In other news, I started my new job on Monday, and I'm really enjoying it so far. The people seem nice, the office is pleasant and its a nice change working somewhere where you don't have to constantly look your best and act happy all the time even when you're feeling crap. I'm glad I don't have to answer phones or do anything requiring a pleasant disposition because to be honest sometimes I just feel like crying/yelling/puking/whinging/whatever (hormones probably - I'm normally very grounded, and nice too :) ). The bad news is that I'll have to miss out on my fave Body Step class on Tuesday mornings as I'll be working but at least I can still do Body Attack :) (although it will have to be at a much less vigorous intensity as I have a very low BP at the moment - I think it was 90/60). And also I can forget about losing fat/gaining muscle as I'm told pregnancy is not the time to be restricting calories or exercising with heavy weights (unless anyone knows different please tell me). So, I guess that will all have to wait till after and hopefully I'm not one of those women who puts on 30 kilos :0 that would be disastrous!!

Thursday, July 26, 2007

I'm pleased with myself today. I got so much accomplished. I went to work No. 1, came home in time for a client session, managed to visit the accountant and he finished my tax return. The main thing was that I was offered a job. I went for an interview last week (my first one since starting to look for work) and whaddya know - I got it! Its nothing to do with personal training but something to do in the meantime as my other job is only two days a week at the moment. So this one will be three days a week. And I start on Monday! So, that was my day. The only thing I didnt do was any exercise - oh well there's always tomorrow.
I've also got some other news but I think I'll wait for more confirmation before I reveal it. Its also the reason why I havent been blogging as much lately. You'll have to wait a bit longer for that one. Maybe next week or the week after...

Monday, July 16, 2007

I just stumbled across my blog again! I'd almost forgotten I had one! NO, only kidding. I just havent been on the net as much recently. Dont know why as I've apparently got more time on my hands from not working evenings. Strange, but the time just flies by when you spend it with family instead of at work where it drags and drags.

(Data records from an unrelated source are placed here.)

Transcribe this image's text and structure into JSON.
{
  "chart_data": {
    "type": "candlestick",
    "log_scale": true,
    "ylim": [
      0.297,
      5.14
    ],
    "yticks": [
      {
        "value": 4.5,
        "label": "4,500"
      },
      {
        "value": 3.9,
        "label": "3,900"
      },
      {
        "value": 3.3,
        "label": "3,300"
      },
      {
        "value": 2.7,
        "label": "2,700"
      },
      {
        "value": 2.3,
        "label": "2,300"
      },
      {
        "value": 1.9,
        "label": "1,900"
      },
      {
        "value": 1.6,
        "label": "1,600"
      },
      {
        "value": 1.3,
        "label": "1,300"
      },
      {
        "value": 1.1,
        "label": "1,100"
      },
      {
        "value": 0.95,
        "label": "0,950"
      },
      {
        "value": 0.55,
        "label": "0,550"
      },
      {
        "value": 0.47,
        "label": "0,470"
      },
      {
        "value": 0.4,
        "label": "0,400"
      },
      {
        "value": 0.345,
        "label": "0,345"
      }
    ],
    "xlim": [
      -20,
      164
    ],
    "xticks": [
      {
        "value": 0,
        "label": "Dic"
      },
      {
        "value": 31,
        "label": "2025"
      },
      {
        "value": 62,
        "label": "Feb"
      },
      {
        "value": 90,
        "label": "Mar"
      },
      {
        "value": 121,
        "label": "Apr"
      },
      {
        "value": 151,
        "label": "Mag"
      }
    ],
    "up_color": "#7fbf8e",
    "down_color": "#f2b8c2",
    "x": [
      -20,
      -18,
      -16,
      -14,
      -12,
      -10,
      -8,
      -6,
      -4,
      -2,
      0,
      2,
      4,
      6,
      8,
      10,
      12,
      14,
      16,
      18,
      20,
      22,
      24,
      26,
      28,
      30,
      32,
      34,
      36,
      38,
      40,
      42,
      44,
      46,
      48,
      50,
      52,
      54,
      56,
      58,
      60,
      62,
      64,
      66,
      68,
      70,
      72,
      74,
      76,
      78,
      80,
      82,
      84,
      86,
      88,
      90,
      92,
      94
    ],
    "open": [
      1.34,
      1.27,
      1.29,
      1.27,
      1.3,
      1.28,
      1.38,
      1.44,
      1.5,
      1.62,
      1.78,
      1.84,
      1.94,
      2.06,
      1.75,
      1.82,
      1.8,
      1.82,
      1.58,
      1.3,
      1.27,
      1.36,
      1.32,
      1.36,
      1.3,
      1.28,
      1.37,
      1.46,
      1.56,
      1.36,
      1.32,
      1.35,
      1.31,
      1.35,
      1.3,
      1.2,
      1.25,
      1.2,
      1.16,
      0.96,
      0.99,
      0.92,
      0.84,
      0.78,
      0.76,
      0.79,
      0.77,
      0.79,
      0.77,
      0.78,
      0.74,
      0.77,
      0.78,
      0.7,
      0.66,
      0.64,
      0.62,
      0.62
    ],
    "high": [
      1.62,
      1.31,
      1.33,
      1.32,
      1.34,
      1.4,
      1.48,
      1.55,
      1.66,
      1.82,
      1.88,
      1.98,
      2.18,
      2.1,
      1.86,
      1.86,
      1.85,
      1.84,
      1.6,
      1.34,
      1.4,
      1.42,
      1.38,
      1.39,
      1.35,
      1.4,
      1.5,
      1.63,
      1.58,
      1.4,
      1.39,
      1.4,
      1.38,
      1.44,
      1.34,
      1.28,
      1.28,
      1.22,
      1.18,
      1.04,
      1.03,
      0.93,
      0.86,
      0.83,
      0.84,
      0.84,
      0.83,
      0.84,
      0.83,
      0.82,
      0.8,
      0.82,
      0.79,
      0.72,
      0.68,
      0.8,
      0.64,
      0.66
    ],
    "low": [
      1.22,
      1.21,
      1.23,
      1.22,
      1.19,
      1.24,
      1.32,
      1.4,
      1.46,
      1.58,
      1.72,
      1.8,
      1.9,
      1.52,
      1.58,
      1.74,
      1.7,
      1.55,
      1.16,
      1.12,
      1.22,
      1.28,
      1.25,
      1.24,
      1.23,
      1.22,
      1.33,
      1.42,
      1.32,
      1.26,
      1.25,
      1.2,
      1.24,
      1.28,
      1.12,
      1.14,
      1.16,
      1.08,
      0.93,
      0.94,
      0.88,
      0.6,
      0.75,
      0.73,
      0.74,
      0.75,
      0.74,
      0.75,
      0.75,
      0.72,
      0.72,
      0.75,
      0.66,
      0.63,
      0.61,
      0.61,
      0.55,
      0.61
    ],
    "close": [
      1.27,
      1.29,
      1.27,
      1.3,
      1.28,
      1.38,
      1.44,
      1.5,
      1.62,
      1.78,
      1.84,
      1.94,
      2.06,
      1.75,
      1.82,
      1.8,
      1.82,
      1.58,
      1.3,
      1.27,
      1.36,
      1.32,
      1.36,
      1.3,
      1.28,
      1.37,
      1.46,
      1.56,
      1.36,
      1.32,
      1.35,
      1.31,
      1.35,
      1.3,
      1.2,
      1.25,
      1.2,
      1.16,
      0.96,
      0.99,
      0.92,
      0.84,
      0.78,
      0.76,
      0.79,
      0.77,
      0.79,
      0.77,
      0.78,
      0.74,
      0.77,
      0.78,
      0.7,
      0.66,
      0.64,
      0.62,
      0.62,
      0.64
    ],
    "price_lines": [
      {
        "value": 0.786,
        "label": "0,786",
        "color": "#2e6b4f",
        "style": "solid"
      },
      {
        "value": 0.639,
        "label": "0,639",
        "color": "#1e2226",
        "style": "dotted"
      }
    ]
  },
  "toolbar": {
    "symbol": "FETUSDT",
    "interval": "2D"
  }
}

Anyway, just got home from the gym where I did Body Attack and upper body weights. I've just had some natural yoghurt and an apple and I'm thinking of what to make for tonight's dinner. Something different I think....usually its just the same meals over and over again.

I forgot to mention I've been looking for a part-time job to do during the day maybe a couple days a week. Went to an interview on Friday so hopefully something good comes of that. I'm a bit limited as I still work at my brother's and train a client a couple sessions a week at home. That's the best, I put my dinner on to cook, she comes over, I train her in my garage gym and she leaves and my dinner is cooked!! No travel, no worrying about babysitters, nothing!! Yay, I love it. A couple other (ex-studio) people wanted to train here too but I had to limit it as I still have other work to do and they can only come at night. Kristin is really good. She knows that she has to stay inside during that time and not bother Mummy. I put on Nick Jnr and she does her own thing - she's great.

The other day, she was reciting the planets for me (I was actually quite surprised as I didnt know they taught that stuff at Kinder) and she starts "Mars, Earth, Jupiter, Uranus, Africa" I burst into uncontrollable laughter and almost had tears running down my face when she looked at me all proud. Ahh, kids!